Мало кто из современных читателей знает имя писателя Зарудина, мало кому известен его рассказ «Закон яблока». Сюжет рассказа по сути довольно традиционен. Это взаимоотношения двух людей — девушки, юной, живущей интересами молодости (и мир молодой — наши «двадцатые»!), у которой много друзей, и его, человека уже иных, зрелых, клонящихся к закату лет. Их отношения трудно обозначить даже великим словом «любовь» — оно, это слово, недостаточно, хотя повидавший и познавший жизнь Ланге (герой рассказа) трепетно любит девушку. Центральная сцена рассказа — охота (русская классическая традиция — сразу вспоминается толстовская эпопея «Война и мир»). И вот здесь, среди чуткой земли, в мире полей и лесов, обращаемых бессмертным законом природы из осеннего чистого ожидания в суровую определенность зимы, веселая, победно живущая девчонка открывает для себя заново человека, которого она уже, казалось бы, понимала в меру своего хотения и к которому уже знала как относиться. Он, ранее вызывавший у нее отношение снисходительное и покровительственное (молодость всегда превыше всего!), оказывается сильным, уверенным в себе, не просто знающим земные приметы и звериные повадки, но как будто прямо порожденным этой землей, плотью от плоти ее. Пересказать этот рассказ нельзя. Он — оттеночен. И такая богатая оттеночность вообще является принципиальным свойством литературы 20-х годов.
Каждое произведение и каждый писатель в отдельности субъективны — они обращаются к какой-то части жизни, но вся литература «20-х» в целом объективна, и потому она очень «разная».

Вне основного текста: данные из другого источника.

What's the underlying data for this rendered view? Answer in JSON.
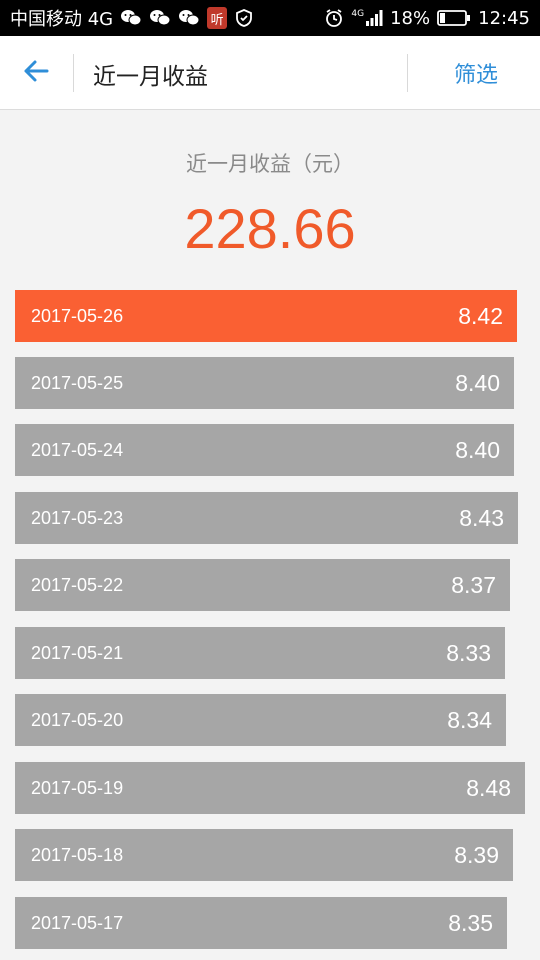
{
  "status_bar": {
    "carrier": "中国移动 4G",
    "listen_badge": "听",
    "network_small": "4G",
    "battery": "18%",
    "time": "12:45"
  },
  "header": {
    "title": "近一月收益",
    "filter_label": "筛选"
  },
  "summary": {
    "label": "近一月收益（元）",
    "amount": "228.66"
  },
  "colors": {
    "accent": "#f05a2a",
    "active_row": "#fa6033",
    "row": "#a6a6a6",
    "link": "#2f8ed8"
  },
  "earnings": [
    {
      "date": "2017-05-26",
      "value": "8.42",
      "active": true
    },
    {
      "date": "2017-05-25",
      "value": "8.40"
    },
    {
      "date": "2017-05-24",
      "value": "8.40"
    },
    {
      "date": "2017-05-23",
      "value": "8.43"
    },
    {
      "date": "2017-05-22",
      "value": "8.37"
    },
    {
      "date": "2017-05-21",
      "value": "8.33"
    },
    {
      "date": "2017-05-20",
      "value": "8.34"
    },
    {
      "date": "2017-05-19",
      "value": "8.48"
    },
    {
      "date": "2017-05-18",
      "value": "8.39"
    },
    {
      "date": "2017-05-17",
      "value": "8.35"
    }
  ]
}
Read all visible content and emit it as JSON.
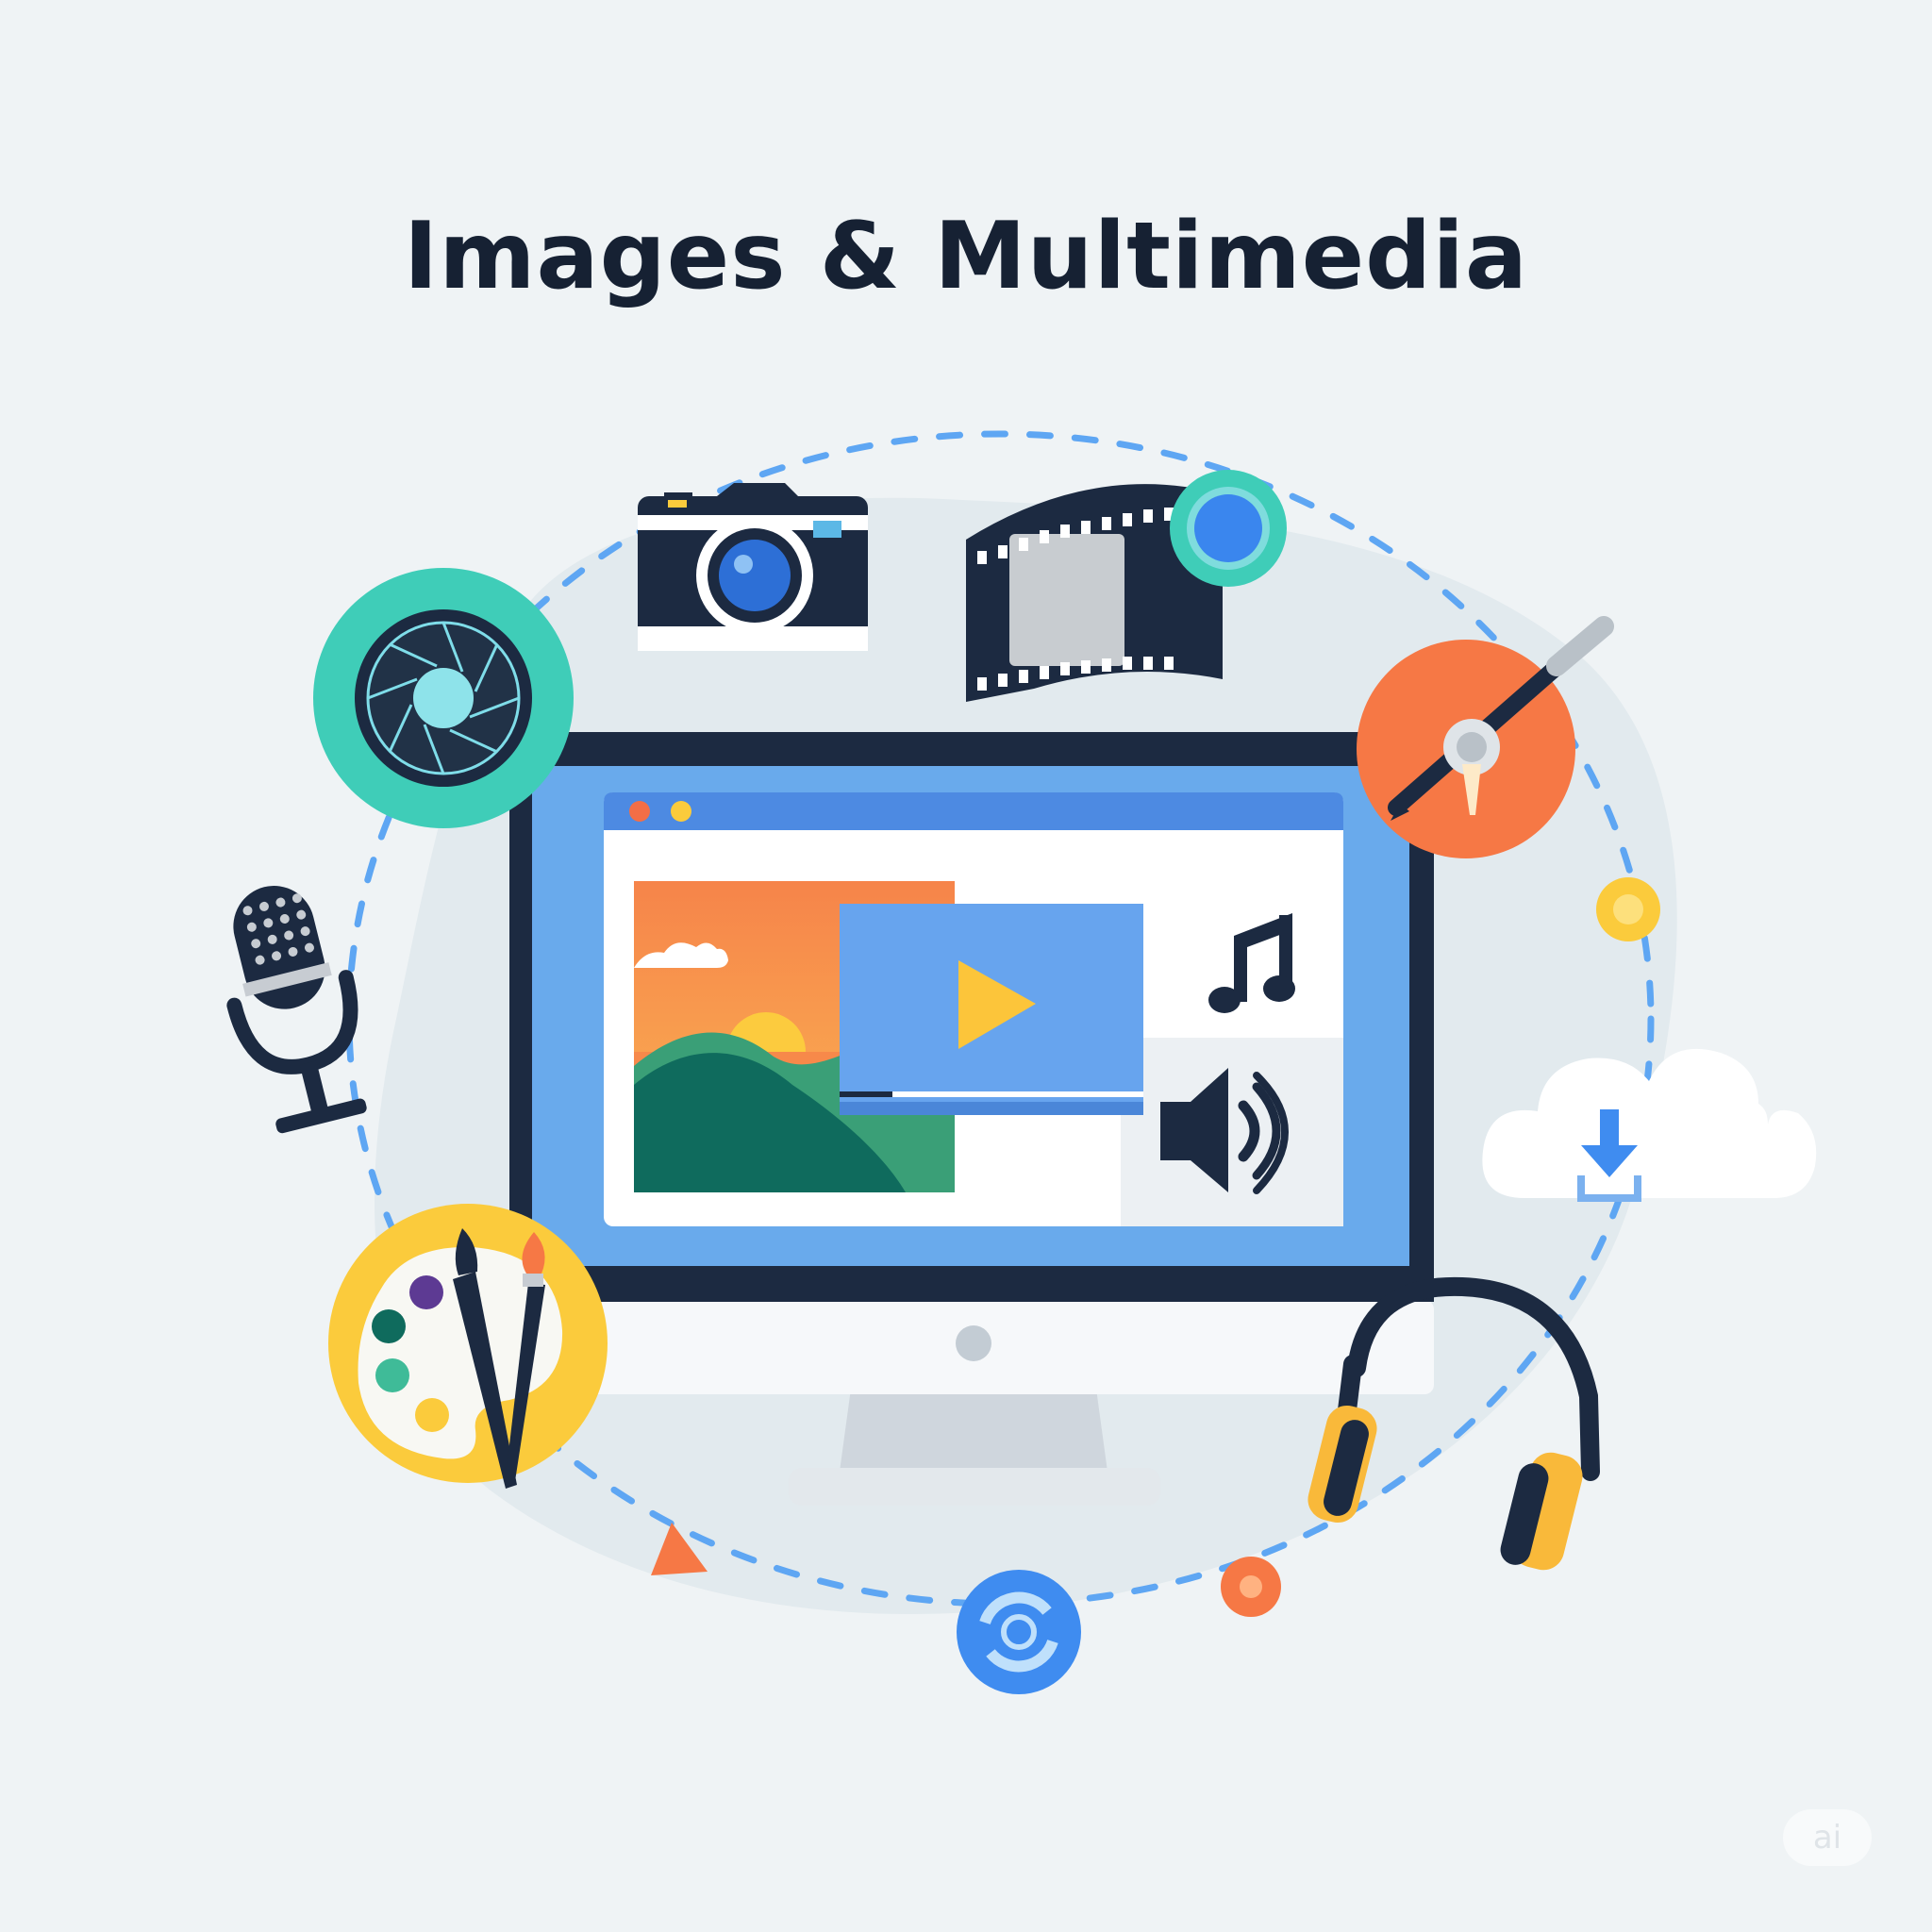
{
  "title": "Images & Multimedia",
  "watermark": "ai",
  "colors": {
    "background": "#eff3f5",
    "navy": "#1c2a41",
    "blue": "#3f8cf0",
    "teal": "#3fcdb8",
    "orange": "#f67845",
    "yellow": "#fbcb3c",
    "green": "#0f6b5d"
  },
  "icons": [
    "aperture-icon",
    "camera-icon",
    "film-strip-icon",
    "pen-tool-icon",
    "microphone-icon",
    "palette-icon",
    "cloud-download-icon",
    "headphones-icon",
    "monitor-icon",
    "landscape-image-icon",
    "video-play-icon",
    "music-note-icon",
    "speaker-icon",
    "sync-icon"
  ]
}
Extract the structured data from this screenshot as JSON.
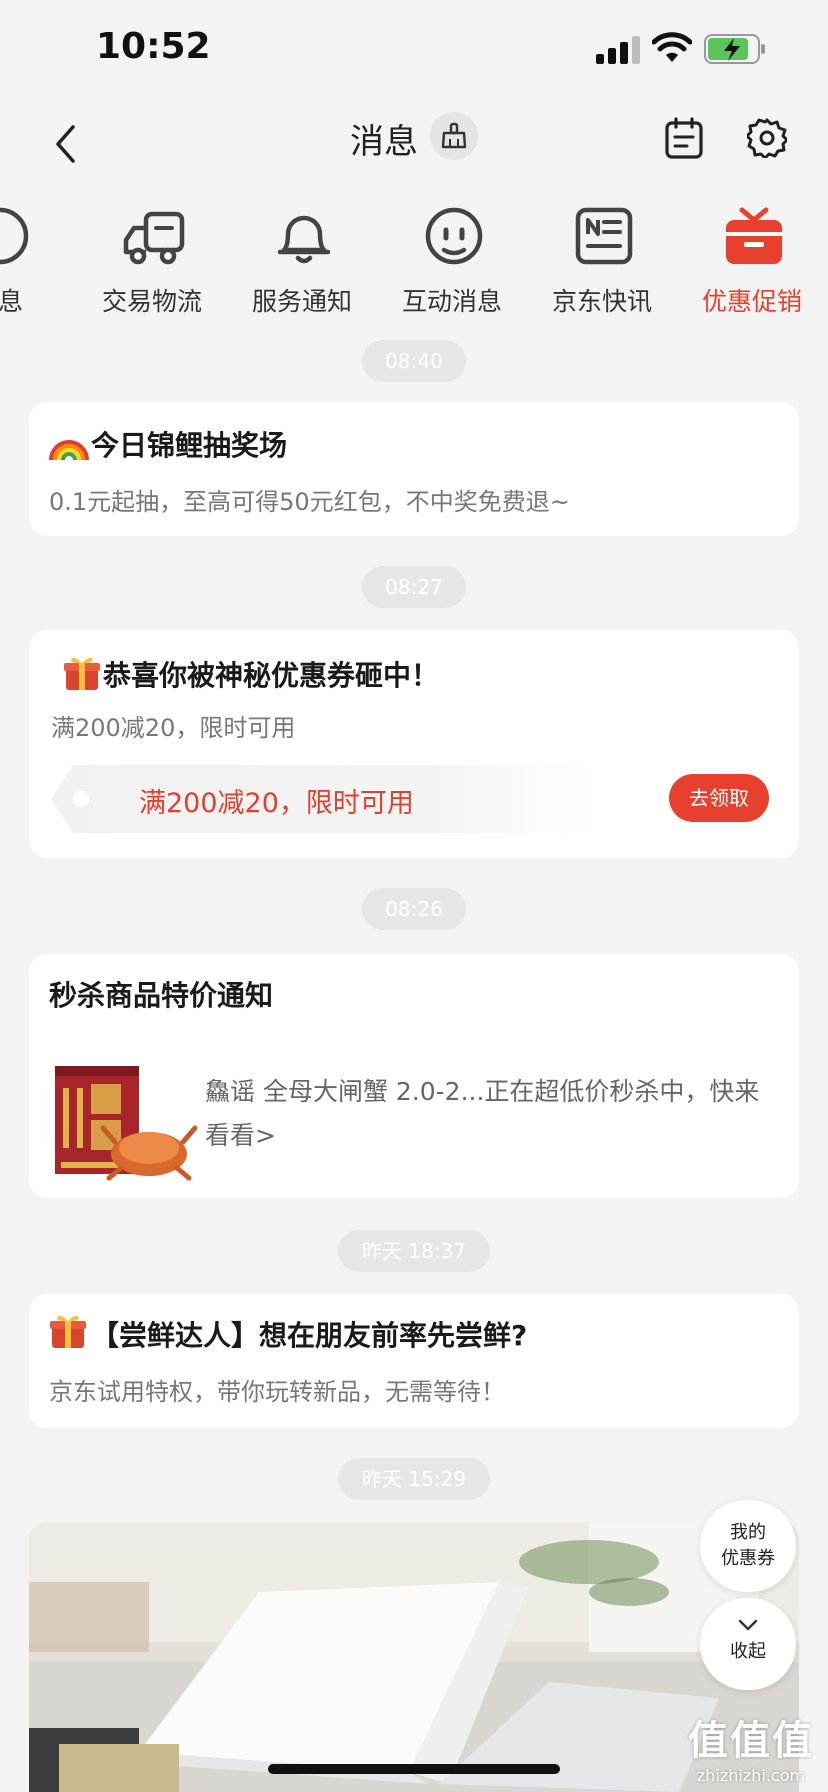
{
  "status_bar": {
    "time": "10:52"
  },
  "header": {
    "title": "消息"
  },
  "tabs": [
    {
      "label": "消息",
      "icon": "chat-icon"
    },
    {
      "label": "交易物流",
      "icon": "truck-icon"
    },
    {
      "label": "服务通知",
      "icon": "bell-icon"
    },
    {
      "label": "互动消息",
      "icon": "face-icon"
    },
    {
      "label": "京东快讯",
      "icon": "news-icon"
    },
    {
      "label": "优惠促销",
      "icon": "gift-icon",
      "active": true
    }
  ],
  "accent_color": "#e8402f",
  "messages": [
    {
      "time": "08:40",
      "title": "今日锦鲤抽奖场",
      "body": "0.1元起抽，至高可得50元红包，不中奖免费退~"
    },
    {
      "time": "08:27",
      "title": "恭喜你被神秘优惠券砸中！",
      "body": "满200减20，限时可用",
      "coupon_text": "满200减20，限时可用",
      "button": "去领取"
    },
    {
      "time": "08:26",
      "title": "秒杀商品特价通知",
      "body": "鱻谣 全母大闸蟹 2.0-2...正在超低价秒杀中，快来看看>"
    },
    {
      "time": "昨天 18:37",
      "title": "【尝鲜达人】想在朋友前率先尝鲜?",
      "body": "京东试用特权，带你玩转新品，无需等待！"
    },
    {
      "time": "昨天 15:29"
    }
  ],
  "floating": {
    "coupon_line1": "我的",
    "coupon_line2": "优惠券",
    "collapse": "收起"
  },
  "watermark": {
    "big": "值值值",
    "small": "zhizhizhi.com"
  }
}
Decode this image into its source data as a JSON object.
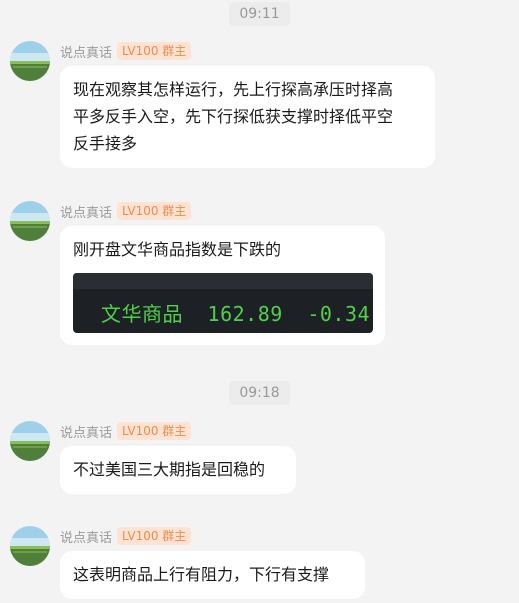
{
  "times": [
    "09:11",
    "09:18"
  ],
  "messages": [
    {
      "sender": "说点真话",
      "badge": "LV100 群主",
      "text_lines": [
        "现在观察其怎样运行，先上行探高承压时择高",
        "平多反手入空，先下行探低获支撑时择低平空",
        "反手接多"
      ]
    },
    {
      "sender": "说点真话",
      "badge": "LV100 群主",
      "text_lines": [
        "刚开盘文华商品指数是下跌的"
      ],
      "image": {
        "name": "文华商品",
        "price": "162.89",
        "change": "-0.34",
        "text_color": "#4fd14a",
        "bg_color": "#1d2024"
      }
    },
    {
      "sender": "说点真话",
      "badge": "LV100 群主",
      "text_lines": [
        "不过美国三大期指是回稳的"
      ]
    },
    {
      "sender": "说点真话",
      "badge": "LV100 群主",
      "text_lines": [
        "这表明商品上行有阻力，下行有支撑"
      ]
    }
  ],
  "colors": {
    "background": "#f3f3f3",
    "bubble": "#ffffff",
    "badge_bg": "#fde3d3",
    "badge_text": "#f08a4b",
    "muted_text": "#999999"
  },
  "icons": {
    "avatar": "landscape-avatar-icon"
  }
}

Сейчас, когда в атмосфере все более углубляющегося анализа и критики мы сознательно отказываемся в нашем прошлом и настоящем от ложных легенд и фетишей, раздаются порой голоса, исполненные искренним удивлением и тревогой: «Разве в те годы не было радости, счастья?» Были, были в те годы великие радость и счастье. Светлое мироощущение, светлая вера — это тогдашняя реальность размахом в полмира. Небольшие рассказы Ив. Катаева — убедительное тому свидетельство очевидца.
Но рядом с этой беззаветной неколебимой верой было и другое… Еще Лев Толстой говорил, что качество, более всего им ценимое в людях, — это умение сомневаться во всем. И вот в платоновском рассказе предстает перед нами «усомнившийся Макар» (точен писатель и в названии — не «сомневающийся», а «усомнившийся»). Он обо всем «разумеет», все думает, как сделать лучше. И просто так на веру, только потому что есть официальное мнение, что так решили «руководящие», «головные» товарищи, не примет ничего. Мы сейчас говорим, пишем, думаем о таком «Макаре», который не хочет быть безропотным исполнителем, а убежден в том, что он сам с усами, — и такой Макар может прекрасно трудиться, как мыслитель и созидатель, если ему дать настоящую волю.